Finding optimum number of shards for custom routing


#1

Hi,
I am trying to find optimum number of shards for my data.
I have custom routing value in my application.

I know the formula: hash(routing) % num of primary shards.

Question:
Can anyone point me to the hashing function above ? Is there a utility or source code which i can use ?


#2

I found it out myself from the ES code.

Anyone who is looking for the hash function please use this from ES codebase:

Math.floorMod(Murmur3HashFunction.hash(_routing), numberOfShards)

This output a number which is a shard number to which your _routing value will be allocated.

I hope this saves someones day, especially if they don't get replies on this forum.


(Christian Dahlqvist) #3

What are you going to use this for?


#4

To decide the number of primary shards for my use case. I am using custom _routing.
I need to choose a number of primary shards so that all my content is evenly distributed across shards.

My current issue: when i am indexing data using multiple threads and all my data which has same _routing, is getting shoved into the same shard, i am loosing data.


(Christian Dahlqvist) #5

What are you using routing for. Is it based on a low cardinality field?


#6

I have data divided into several groups. Each group has a two character identifier. My _routing is not based on any field in my document.
I expect each group to be stored on a single shard.

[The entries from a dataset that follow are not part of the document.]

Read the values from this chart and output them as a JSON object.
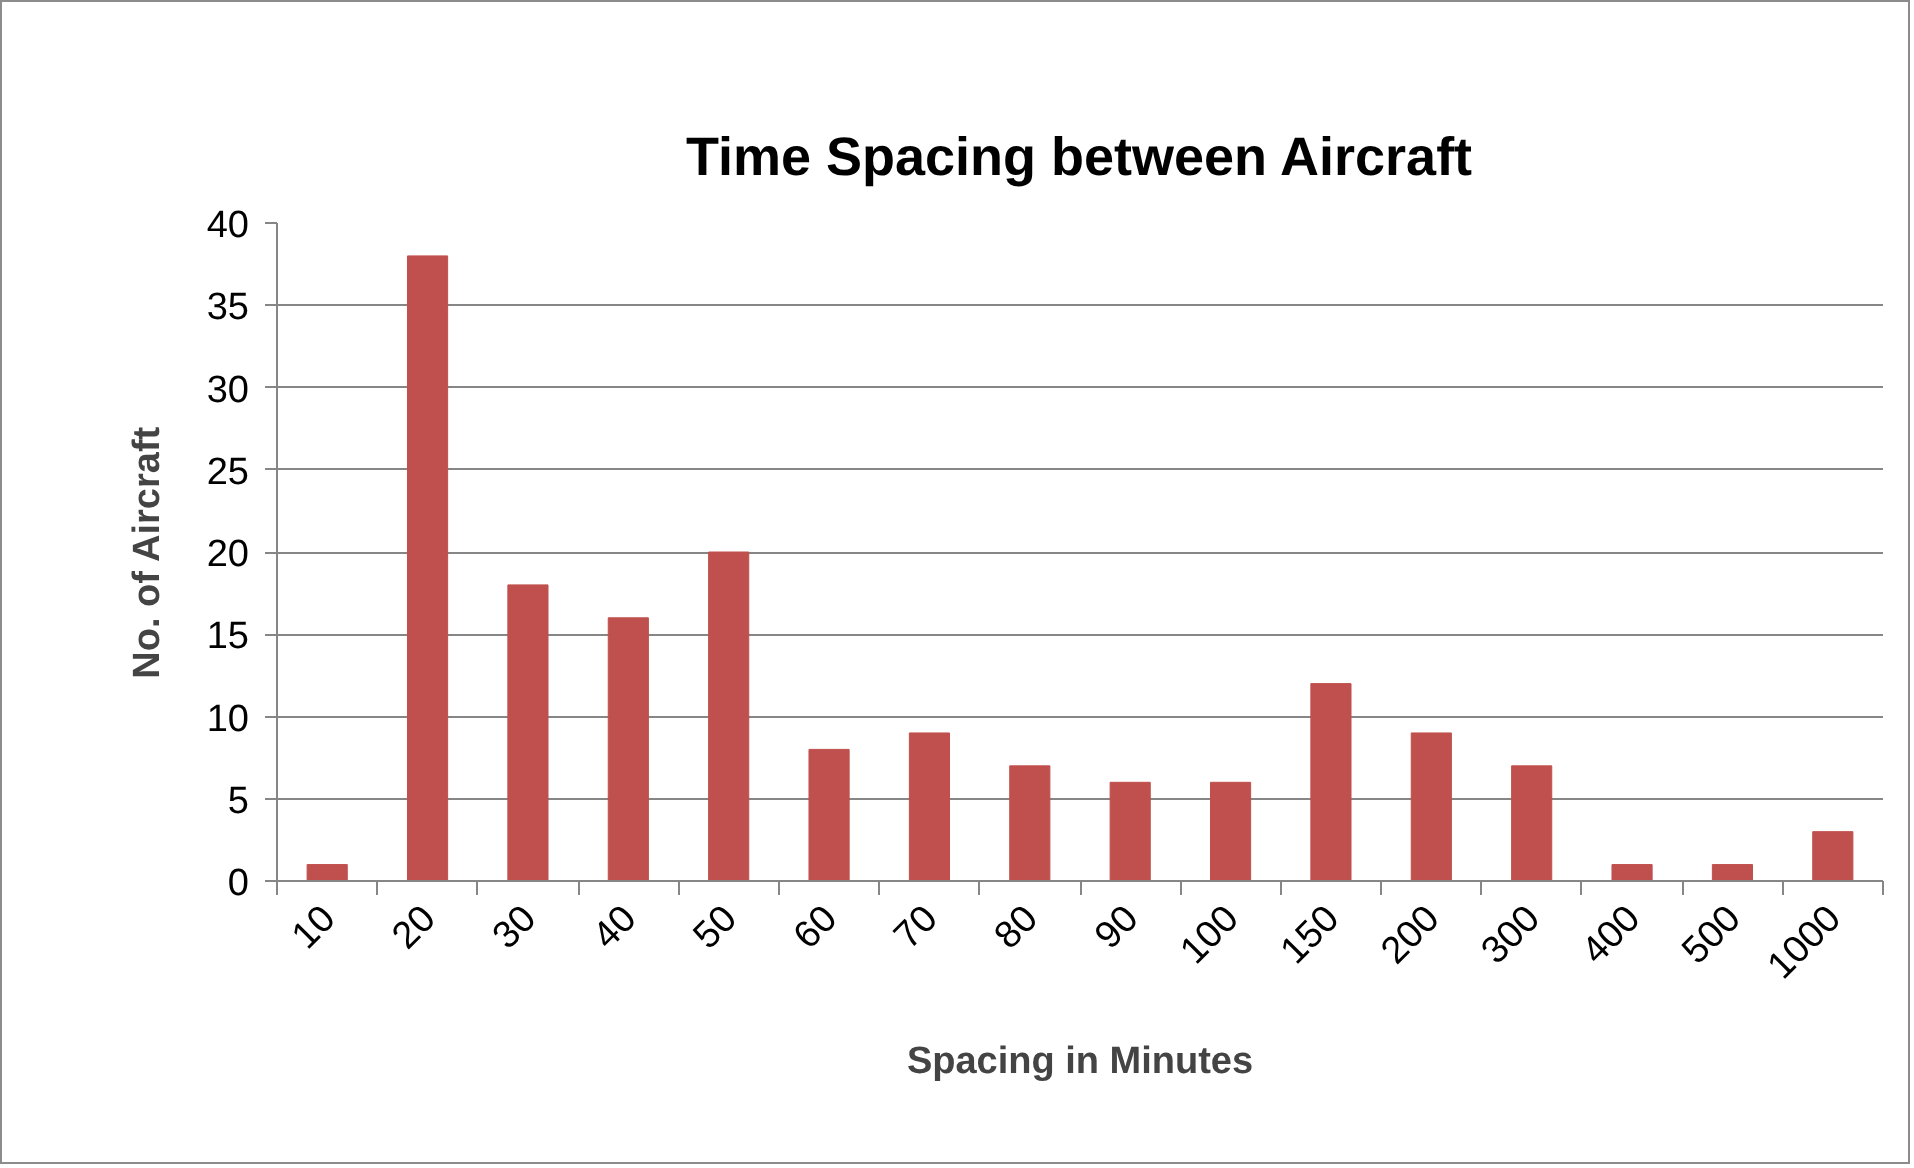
{
  "chart_data": {
    "type": "bar",
    "title": "Time Spacing between Aircraft",
    "xlabel": "Spacing in Minutes",
    "ylabel": "No. of Aircraft",
    "categories": [
      "10",
      "20",
      "30",
      "40",
      "50",
      "60",
      "70",
      "80",
      "90",
      "100",
      "150",
      "200",
      "300",
      "400",
      "500",
      "1000"
    ],
    "values": [
      1,
      38,
      18,
      16,
      20,
      8,
      9,
      7,
      6,
      6,
      12,
      9,
      7,
      1,
      1,
      3
    ],
    "color": "#c0504d",
    "ylim": [
      0,
      40
    ],
    "yticks": [
      0,
      5,
      10,
      15,
      20,
      25,
      30,
      35,
      40
    ],
    "grid": "y"
  }
}
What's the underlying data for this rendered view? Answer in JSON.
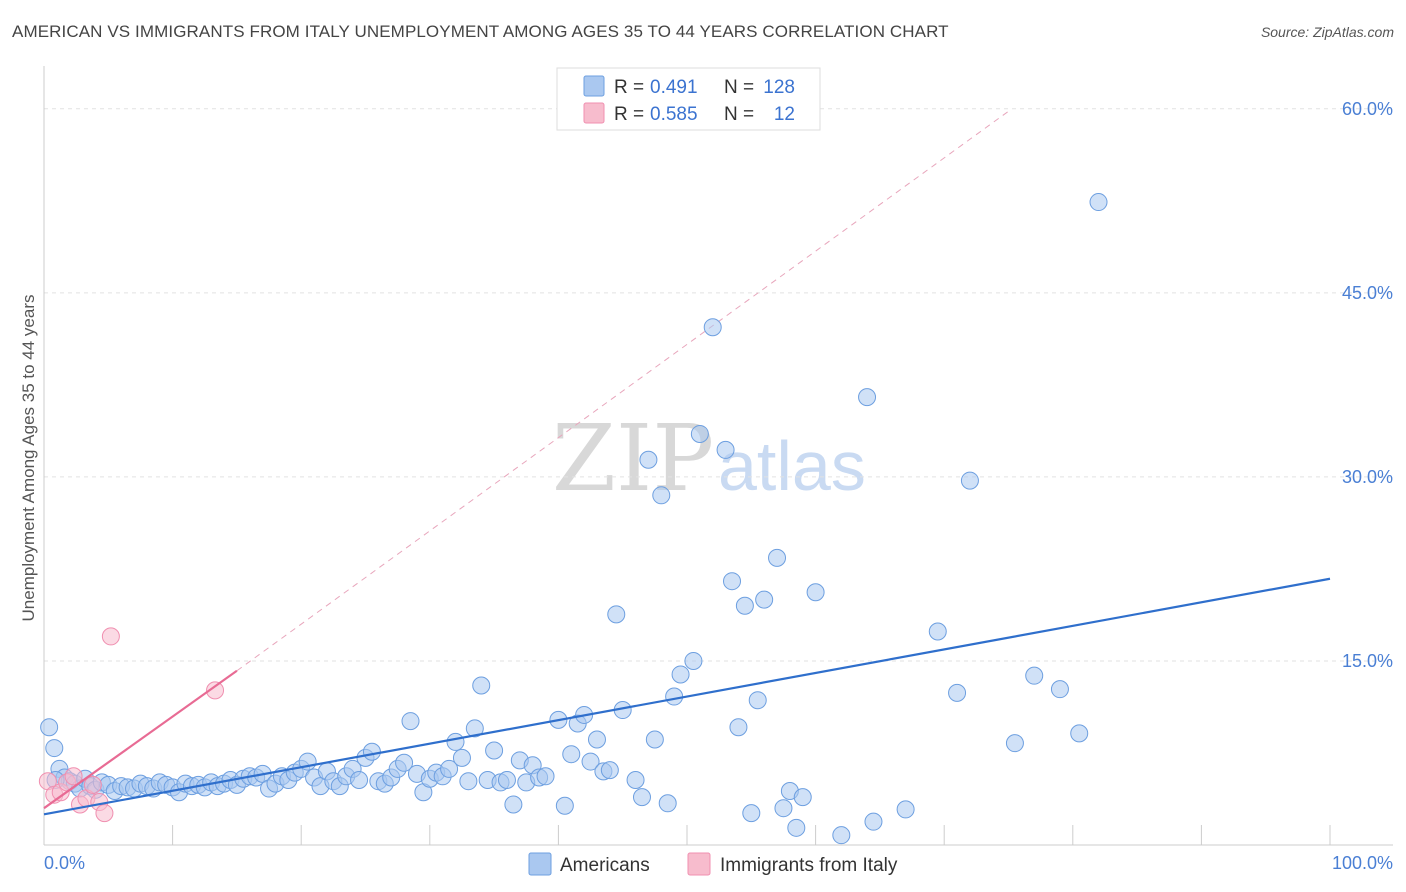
{
  "title": "AMERICAN VS IMMIGRANTS FROM ITALY UNEMPLOYMENT AMONG AGES 35 TO 44 YEARS CORRELATION CHART",
  "source": "Source: ZipAtlas.com",
  "watermark": {
    "zip": "ZIP",
    "atlas": "atlas"
  },
  "legend": {
    "r_label": "R =",
    "n_label": "N =",
    "rows": [
      {
        "r": "0.491",
        "n": "128",
        "color": "#a8c6f0"
      },
      {
        "r": "0.585",
        "n": "12",
        "color": "#f7b8cc"
      }
    ]
  },
  "bottom_legend": {
    "americans": "Americans",
    "italy": "Immigrants from Italy"
  },
  "chart_data": {
    "type": "scatter",
    "title": "AMERICAN VS IMMIGRANTS FROM ITALY UNEMPLOYMENT AMONG AGES 35 TO 44 YEARS CORRELATION CHART",
    "xlabel": "",
    "ylabel": "Unemployment Among Ages 35 to 44 years",
    "xlim": [
      0,
      100
    ],
    "ylim": [
      0,
      63
    ],
    "x_tick_labels": [
      "0.0%",
      "100.0%"
    ],
    "y_ticks": [
      15,
      30,
      45,
      60
    ],
    "y_tick_labels": [
      "15.0%",
      "30.0%",
      "45.0%",
      "60.0%"
    ],
    "grid": true,
    "series": [
      {
        "name": "Americans",
        "color": "#6d9fe0",
        "fill": "#aac8f0",
        "trend": {
          "x": [
            0,
            100
          ],
          "y": [
            2.5,
            21.7
          ],
          "color": "#2f6fcc"
        },
        "points": [
          [
            0.4,
            9.6
          ],
          [
            0.8,
            7.9
          ],
          [
            1.2,
            6.2
          ],
          [
            1.6,
            5.5
          ],
          [
            2.0,
            5.2
          ],
          [
            2.4,
            5.0
          ],
          [
            2.8,
            4.6
          ],
          [
            3.2,
            5.4
          ],
          [
            3.6,
            4.8
          ],
          [
            4.0,
            4.5
          ],
          [
            4.5,
            5.1
          ],
          [
            5.0,
            4.9
          ],
          [
            5.5,
            4.4
          ],
          [
            6.0,
            4.8
          ],
          [
            6.5,
            4.7
          ],
          [
            7.0,
            4.6
          ],
          [
            7.5,
            5.0
          ],
          [
            8.0,
            4.8
          ],
          [
            8.5,
            4.6
          ],
          [
            9.0,
            5.1
          ],
          [
            9.5,
            4.9
          ],
          [
            10.0,
            4.7
          ],
          [
            10.5,
            4.3
          ],
          [
            11.0,
            5.0
          ],
          [
            11.5,
            4.8
          ],
          [
            12.0,
            4.9
          ],
          [
            12.5,
            4.7
          ],
          [
            13.0,
            5.1
          ],
          [
            13.5,
            4.8
          ],
          [
            14.0,
            5.0
          ],
          [
            14.5,
            5.3
          ],
          [
            15.0,
            4.9
          ],
          [
            15.5,
            5.4
          ],
          [
            16.0,
            5.6
          ],
          [
            16.5,
            5.5
          ],
          [
            17.0,
            5.8
          ],
          [
            17.5,
            4.6
          ],
          [
            18.0,
            5.0
          ],
          [
            18.5,
            5.6
          ],
          [
            19.0,
            5.3
          ],
          [
            19.5,
            5.9
          ],
          [
            20.0,
            6.2
          ],
          [
            20.5,
            6.8
          ],
          [
            21.0,
            5.5
          ],
          [
            21.5,
            4.8
          ],
          [
            22.0,
            6.0
          ],
          [
            22.5,
            5.2
          ],
          [
            23.0,
            4.8
          ],
          [
            23.5,
            5.6
          ],
          [
            24.0,
            6.2
          ],
          [
            24.5,
            5.3
          ],
          [
            25.0,
            7.1
          ],
          [
            25.5,
            7.6
          ],
          [
            26.0,
            5.2
          ],
          [
            26.5,
            5.0
          ],
          [
            27.0,
            5.5
          ],
          [
            27.5,
            6.2
          ],
          [
            28.0,
            6.7
          ],
          [
            28.5,
            10.1
          ],
          [
            29.0,
            5.8
          ],
          [
            29.5,
            4.3
          ],
          [
            30.0,
            5.4
          ],
          [
            30.5,
            5.9
          ],
          [
            31.0,
            5.6
          ],
          [
            31.5,
            6.2
          ],
          [
            32.0,
            8.4
          ],
          [
            32.5,
            7.1
          ],
          [
            33.0,
            5.2
          ],
          [
            33.5,
            9.5
          ],
          [
            34.0,
            13.0
          ],
          [
            34.5,
            5.3
          ],
          [
            35.0,
            7.7
          ],
          [
            35.5,
            5.1
          ],
          [
            36.0,
            5.3
          ],
          [
            36.5,
            3.3
          ],
          [
            37.0,
            6.9
          ],
          [
            37.5,
            5.1
          ],
          [
            38.0,
            6.5
          ],
          [
            38.5,
            5.5
          ],
          [
            39.0,
            5.6
          ],
          [
            40.0,
            10.2
          ],
          [
            40.5,
            3.2
          ],
          [
            41.0,
            7.4
          ],
          [
            41.5,
            9.9
          ],
          [
            42.0,
            10.6
          ],
          [
            42.5,
            6.8
          ],
          [
            43.0,
            8.6
          ],
          [
            43.5,
            6.0
          ],
          [
            44.0,
            6.1
          ],
          [
            44.5,
            18.8
          ],
          [
            45.0,
            11.0
          ],
          [
            46.0,
            5.3
          ],
          [
            46.5,
            3.9
          ],
          [
            47.0,
            31.4
          ],
          [
            47.5,
            8.6
          ],
          [
            48.0,
            28.5
          ],
          [
            48.5,
            3.4
          ],
          [
            49.0,
            12.1
          ],
          [
            49.5,
            13.9
          ],
          [
            50.5,
            15.0
          ],
          [
            51.0,
            33.5
          ],
          [
            52.0,
            42.2
          ],
          [
            53.0,
            32.2
          ],
          [
            53.5,
            21.5
          ],
          [
            54.0,
            9.6
          ],
          [
            54.5,
            19.5
          ],
          [
            55.0,
            2.6
          ],
          [
            55.5,
            11.8
          ],
          [
            56.0,
            20.0
          ],
          [
            57.0,
            23.4
          ],
          [
            57.5,
            3.0
          ],
          [
            58.0,
            4.4
          ],
          [
            58.5,
            1.4
          ],
          [
            59.0,
            3.9
          ],
          [
            60.0,
            20.6
          ],
          [
            62.0,
            0.8
          ],
          [
            64.0,
            36.5
          ],
          [
            64.5,
            1.9
          ],
          [
            67.0,
            2.9
          ],
          [
            69.5,
            17.4
          ],
          [
            71.0,
            12.4
          ],
          [
            72.0,
            29.7
          ],
          [
            75.5,
            8.3
          ],
          [
            77.0,
            13.8
          ],
          [
            79.0,
            12.7
          ],
          [
            80.5,
            9.1
          ],
          [
            82.0,
            52.4
          ],
          [
            0.9,
            5.3
          ]
        ]
      },
      {
        "name": "Immigrants from Italy",
        "color": "#f08fb0",
        "fill": "#f7bccd",
        "trend": {
          "x": [
            0,
            15
          ],
          "y": [
            3.0,
            14.2
          ],
          "color": "#e86b94"
        },
        "trend_dashed": {
          "x": [
            15,
            75
          ],
          "y": [
            14.2,
            59.8
          ],
          "color": "#e8a6bc"
        },
        "points": [
          [
            0.3,
            5.2
          ],
          [
            0.8,
            4.1
          ],
          [
            1.3,
            4.3
          ],
          [
            1.8,
            5.1
          ],
          [
            2.3,
            5.6
          ],
          [
            2.8,
            3.3
          ],
          [
            3.3,
            3.8
          ],
          [
            3.8,
            4.9
          ],
          [
            4.3,
            3.5
          ],
          [
            4.7,
            2.6
          ],
          [
            5.2,
            17.0
          ],
          [
            13.3,
            12.6
          ]
        ]
      }
    ]
  }
}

Now my two character identifier serves as my "_routing" while indexing.
At search time i know my identifier, so it is easy to search.

I expect my groups to be evenly divided across my shards. Hence i need to decided optimum number of primary shards which will be useful while indexing and also beneficial in searching.


(system) #7

This topic was automatically closed 28 days after the last reply. New replies are no longer allowed.